The spokesman said the capacity for posting out lateral flows was also increasing, after 649,000 orders for the tests were received on Wednesday alone. There was no indication of when they would become available online again, though.

Turning to PCR tests, he added: “150,910 PCR test kits were dispatched yesterday, over half a million processed on Tuesday I believe our PCR testing capability is among the highest in the world.

“And we are indeed going further, increasing booking slots at physical test sites by more than 100,000. And we’ve secured an increase in PCR testing capacity of 200,000 a day and are going beyond that, procuring additional lab capacity.”

Earlier in the week, a bleak image was circulated on social media of walk-in PCR tests being temporarily unavailable in every single region of England, however this has now changed. Currently, only London has “very few available”, while all other parts of the country are showing as normal.

Despite this, though, lateral flows remain largely unobtainable. Visiting the necessary gov.uk page shows the warning message: “Sorry, there are no home delivery slots left for rapid lateral flow tests right now.”

On the same page, UK residents are told they can visit their local pharmacy to pick up tests instead – with England being given a “collect code” system to do so – but various reports since Monday have suggested these too are extremely hard to come by.

The shortages have left ministers and health officials “flying blind” in their attempt to assess the severity of the current Omicron wave, as reported by The Independent this week.

Senior sources from across Whitehall said that disruption to the supply of PCR tests and rapid lateral flow devices would leave decision-makers lacking vital data, making it harder to assess if further restrictions should be imposed in the run-up to or immediately after Christmas.

As part of the UK’s evolving Covid measures, sparked by the fast spread of Omicron, Mr Johnson announced last week he was scrapping self-isolation for double vaccinated contacts of those with Covid – and instead asking people to take daily lateral flow tests for seven days, whatever their age.

While a warning was put in place that even if tests showed as negative, those taking them are “strongly advised” to limit contact with others, the advice is clearly conflicted by the lack of devices currently available.

Simon Clarke, an associate professor in cellular microbiology at the University of Reading, said the government has a duty to ensure tests are “readily available” to the public.

Speaking to The Independent, he said: “The government have clearly set a lot of stall in use of LFTs, so they must ensure that they’re readily available, either by delivery or at pharmacies. Some people who have been exposed to Omicron will be infected by the virus, so if they’re unable to test themselves may be tempted to just go about their daily business regardless.
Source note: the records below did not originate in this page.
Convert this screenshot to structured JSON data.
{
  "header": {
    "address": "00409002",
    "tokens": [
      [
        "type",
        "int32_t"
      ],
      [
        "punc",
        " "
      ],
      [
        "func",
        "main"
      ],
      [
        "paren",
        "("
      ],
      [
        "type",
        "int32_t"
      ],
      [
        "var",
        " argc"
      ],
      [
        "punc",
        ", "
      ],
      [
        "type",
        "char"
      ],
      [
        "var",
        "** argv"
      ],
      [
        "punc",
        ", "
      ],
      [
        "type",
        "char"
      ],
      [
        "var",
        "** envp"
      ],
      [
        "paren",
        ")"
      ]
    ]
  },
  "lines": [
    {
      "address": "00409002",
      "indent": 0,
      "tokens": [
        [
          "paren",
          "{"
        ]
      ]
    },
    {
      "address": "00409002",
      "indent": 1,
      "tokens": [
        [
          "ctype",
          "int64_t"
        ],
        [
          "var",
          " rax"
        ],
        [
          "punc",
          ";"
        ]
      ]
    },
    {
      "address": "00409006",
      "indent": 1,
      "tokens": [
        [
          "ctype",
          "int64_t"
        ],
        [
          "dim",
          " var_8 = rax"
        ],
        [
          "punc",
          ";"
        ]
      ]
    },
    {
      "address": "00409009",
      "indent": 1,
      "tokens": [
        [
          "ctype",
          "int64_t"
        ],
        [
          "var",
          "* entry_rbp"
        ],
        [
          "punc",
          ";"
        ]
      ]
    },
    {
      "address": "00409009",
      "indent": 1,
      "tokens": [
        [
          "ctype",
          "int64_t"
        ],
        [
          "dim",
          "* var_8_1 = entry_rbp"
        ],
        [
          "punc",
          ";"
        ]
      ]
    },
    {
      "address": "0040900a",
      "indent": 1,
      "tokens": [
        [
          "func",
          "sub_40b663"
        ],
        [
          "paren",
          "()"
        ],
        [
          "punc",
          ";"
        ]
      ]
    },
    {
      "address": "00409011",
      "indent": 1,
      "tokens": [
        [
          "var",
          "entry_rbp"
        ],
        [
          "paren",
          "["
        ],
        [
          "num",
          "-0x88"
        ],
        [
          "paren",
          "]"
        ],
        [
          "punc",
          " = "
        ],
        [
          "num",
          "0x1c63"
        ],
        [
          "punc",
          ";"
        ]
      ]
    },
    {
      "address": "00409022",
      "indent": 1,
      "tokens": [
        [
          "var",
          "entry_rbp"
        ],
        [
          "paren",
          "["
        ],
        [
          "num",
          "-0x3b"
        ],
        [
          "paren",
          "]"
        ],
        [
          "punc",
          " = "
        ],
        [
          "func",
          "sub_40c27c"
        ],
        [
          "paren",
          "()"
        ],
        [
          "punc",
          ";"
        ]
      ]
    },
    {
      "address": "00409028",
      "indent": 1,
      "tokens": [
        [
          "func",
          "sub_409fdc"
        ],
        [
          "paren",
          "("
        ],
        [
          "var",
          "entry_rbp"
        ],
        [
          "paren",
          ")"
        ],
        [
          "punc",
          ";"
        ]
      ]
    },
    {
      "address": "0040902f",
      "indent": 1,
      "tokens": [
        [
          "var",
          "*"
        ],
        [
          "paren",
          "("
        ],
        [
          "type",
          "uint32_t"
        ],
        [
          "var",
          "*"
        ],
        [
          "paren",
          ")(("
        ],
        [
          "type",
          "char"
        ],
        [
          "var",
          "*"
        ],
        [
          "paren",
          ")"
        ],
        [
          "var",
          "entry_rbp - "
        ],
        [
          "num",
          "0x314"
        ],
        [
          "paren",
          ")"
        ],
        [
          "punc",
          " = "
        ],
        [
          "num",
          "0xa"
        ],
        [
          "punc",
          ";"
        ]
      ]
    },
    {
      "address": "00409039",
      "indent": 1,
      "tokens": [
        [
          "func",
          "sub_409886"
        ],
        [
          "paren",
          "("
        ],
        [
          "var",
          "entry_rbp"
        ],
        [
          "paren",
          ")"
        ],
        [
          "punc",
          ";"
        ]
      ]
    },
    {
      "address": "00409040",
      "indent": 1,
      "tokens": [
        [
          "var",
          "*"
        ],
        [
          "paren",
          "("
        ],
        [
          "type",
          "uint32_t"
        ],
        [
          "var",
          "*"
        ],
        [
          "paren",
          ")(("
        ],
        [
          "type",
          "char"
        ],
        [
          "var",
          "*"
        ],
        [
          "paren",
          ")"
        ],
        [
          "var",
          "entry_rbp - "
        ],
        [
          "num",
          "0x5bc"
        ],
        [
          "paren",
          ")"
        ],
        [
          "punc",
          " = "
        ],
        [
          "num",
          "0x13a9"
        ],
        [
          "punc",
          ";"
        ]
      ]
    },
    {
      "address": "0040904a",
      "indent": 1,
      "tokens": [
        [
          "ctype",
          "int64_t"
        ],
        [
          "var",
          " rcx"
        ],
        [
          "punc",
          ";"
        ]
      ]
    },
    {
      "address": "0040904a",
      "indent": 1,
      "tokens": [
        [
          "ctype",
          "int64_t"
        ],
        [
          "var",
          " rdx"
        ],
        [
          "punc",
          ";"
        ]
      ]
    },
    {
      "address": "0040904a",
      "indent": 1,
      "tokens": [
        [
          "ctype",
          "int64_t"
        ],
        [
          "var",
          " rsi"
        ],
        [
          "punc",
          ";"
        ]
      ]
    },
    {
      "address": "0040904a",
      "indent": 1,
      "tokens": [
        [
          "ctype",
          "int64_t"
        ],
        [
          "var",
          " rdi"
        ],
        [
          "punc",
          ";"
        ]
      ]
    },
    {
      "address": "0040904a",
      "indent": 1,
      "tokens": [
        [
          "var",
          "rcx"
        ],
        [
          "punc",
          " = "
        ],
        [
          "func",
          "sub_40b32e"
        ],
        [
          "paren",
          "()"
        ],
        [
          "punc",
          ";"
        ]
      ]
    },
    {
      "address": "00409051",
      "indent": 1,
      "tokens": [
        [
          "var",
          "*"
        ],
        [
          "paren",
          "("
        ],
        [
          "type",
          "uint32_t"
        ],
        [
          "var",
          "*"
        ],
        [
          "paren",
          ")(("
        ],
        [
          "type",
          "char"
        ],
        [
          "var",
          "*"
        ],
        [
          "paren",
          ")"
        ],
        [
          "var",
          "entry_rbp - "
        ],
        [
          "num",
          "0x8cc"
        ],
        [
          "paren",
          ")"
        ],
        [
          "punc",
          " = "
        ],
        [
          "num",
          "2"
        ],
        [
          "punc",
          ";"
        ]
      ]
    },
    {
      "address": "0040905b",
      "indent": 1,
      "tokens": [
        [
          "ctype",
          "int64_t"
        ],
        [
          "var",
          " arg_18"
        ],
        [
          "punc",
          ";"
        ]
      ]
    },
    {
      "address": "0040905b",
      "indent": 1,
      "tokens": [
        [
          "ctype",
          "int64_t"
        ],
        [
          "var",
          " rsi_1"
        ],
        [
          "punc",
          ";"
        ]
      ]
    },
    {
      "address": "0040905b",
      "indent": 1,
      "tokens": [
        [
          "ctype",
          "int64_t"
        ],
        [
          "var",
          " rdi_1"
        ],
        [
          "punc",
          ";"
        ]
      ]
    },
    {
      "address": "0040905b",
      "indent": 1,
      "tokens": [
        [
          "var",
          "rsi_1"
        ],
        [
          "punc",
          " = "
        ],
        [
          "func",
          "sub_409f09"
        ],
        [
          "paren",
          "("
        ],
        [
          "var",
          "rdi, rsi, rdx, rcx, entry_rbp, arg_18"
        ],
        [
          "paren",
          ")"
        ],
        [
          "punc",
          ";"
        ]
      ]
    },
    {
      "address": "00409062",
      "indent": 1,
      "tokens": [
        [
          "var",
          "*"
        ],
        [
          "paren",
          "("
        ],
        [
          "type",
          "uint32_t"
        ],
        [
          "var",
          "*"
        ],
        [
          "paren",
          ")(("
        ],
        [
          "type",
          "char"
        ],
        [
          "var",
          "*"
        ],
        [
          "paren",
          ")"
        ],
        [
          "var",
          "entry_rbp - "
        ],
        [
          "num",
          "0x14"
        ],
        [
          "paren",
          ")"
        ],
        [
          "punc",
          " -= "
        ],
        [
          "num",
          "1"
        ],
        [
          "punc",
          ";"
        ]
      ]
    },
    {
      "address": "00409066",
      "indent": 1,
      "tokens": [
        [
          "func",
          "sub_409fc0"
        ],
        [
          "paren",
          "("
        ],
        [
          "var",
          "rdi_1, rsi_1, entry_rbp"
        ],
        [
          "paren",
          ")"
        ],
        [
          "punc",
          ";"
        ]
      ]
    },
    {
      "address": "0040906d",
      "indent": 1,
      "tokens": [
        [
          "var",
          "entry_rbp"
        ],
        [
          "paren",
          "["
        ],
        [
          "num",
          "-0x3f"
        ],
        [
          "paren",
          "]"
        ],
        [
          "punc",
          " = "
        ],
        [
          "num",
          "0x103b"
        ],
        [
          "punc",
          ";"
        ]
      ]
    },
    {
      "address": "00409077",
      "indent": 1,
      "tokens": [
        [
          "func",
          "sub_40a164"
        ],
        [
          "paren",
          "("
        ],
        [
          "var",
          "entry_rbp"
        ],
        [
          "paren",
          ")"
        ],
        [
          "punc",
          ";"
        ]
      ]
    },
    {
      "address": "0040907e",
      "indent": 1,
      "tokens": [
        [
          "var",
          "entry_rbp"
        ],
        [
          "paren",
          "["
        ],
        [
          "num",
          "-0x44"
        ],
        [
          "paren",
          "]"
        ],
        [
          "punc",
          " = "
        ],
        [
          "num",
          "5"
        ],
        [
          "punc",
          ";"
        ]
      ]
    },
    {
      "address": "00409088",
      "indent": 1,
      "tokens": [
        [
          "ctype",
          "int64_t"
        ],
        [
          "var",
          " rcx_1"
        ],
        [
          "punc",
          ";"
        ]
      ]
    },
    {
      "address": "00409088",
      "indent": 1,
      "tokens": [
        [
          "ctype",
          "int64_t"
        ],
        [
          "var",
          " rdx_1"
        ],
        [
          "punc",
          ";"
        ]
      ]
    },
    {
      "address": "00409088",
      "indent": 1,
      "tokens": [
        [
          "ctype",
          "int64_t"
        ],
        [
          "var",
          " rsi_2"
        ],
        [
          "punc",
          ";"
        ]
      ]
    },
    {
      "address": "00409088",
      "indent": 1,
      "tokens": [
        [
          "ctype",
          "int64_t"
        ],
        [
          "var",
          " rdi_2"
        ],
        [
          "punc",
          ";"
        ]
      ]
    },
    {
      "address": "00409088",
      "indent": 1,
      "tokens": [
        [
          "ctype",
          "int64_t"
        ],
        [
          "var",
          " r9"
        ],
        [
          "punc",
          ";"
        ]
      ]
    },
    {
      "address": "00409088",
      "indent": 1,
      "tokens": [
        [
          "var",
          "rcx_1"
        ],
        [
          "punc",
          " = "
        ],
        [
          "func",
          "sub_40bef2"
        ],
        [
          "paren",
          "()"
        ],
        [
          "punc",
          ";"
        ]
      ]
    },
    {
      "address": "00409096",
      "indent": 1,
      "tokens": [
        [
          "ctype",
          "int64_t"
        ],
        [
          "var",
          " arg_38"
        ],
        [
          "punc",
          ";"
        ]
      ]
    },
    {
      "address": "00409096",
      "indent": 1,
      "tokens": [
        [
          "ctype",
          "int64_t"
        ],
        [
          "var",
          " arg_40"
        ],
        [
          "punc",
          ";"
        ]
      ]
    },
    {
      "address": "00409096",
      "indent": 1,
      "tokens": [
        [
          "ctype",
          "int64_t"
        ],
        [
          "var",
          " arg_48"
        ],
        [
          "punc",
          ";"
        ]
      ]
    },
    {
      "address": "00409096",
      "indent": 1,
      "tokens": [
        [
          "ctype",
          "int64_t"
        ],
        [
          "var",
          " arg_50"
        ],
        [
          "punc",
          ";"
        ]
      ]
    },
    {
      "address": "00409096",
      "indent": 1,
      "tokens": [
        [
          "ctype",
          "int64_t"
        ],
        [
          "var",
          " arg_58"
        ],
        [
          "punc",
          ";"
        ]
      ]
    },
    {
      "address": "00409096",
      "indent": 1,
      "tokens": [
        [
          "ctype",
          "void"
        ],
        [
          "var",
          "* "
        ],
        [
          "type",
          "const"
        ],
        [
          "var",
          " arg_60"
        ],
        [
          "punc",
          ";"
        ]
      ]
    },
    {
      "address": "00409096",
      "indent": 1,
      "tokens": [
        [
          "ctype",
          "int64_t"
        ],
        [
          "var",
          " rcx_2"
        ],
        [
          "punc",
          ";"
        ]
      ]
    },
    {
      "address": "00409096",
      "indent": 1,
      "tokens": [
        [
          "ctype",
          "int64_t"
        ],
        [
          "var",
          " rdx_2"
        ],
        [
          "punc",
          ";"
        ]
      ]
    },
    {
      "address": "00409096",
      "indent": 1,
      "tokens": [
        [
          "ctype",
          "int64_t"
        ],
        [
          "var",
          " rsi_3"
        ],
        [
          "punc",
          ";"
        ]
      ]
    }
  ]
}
“Either the government want people to self-isolate after they’ve been exposed or they want them to take daily tests and if it’s the latter, it’s unreasonable not to ensure that they’re readily available. Some people might come under pressure from employers to turn up at work without having taken a test and end up spreading Omicron to a lot of people.”

Another expert insisted that the proper use of LFTs could significantly reduce the number of people getting infected, making their absence a “serious” issue.

“We know that omicron has given rise to several super spreader events, it is therefore a serious problem that people can’t get access to the tests right now when they may in fact be one of the most important tools we have available in terms of reducing the spread of the virus and slowing the growth of the epidemic,” Irene Peterson, a professor of epidemiology and health informatics at UCL, told The Independent.

“Let’s say the tests identify four out six infectious individuals who have been in close contact, and three are able to isolate, that would half the number of people who would otherwise spread the virus.”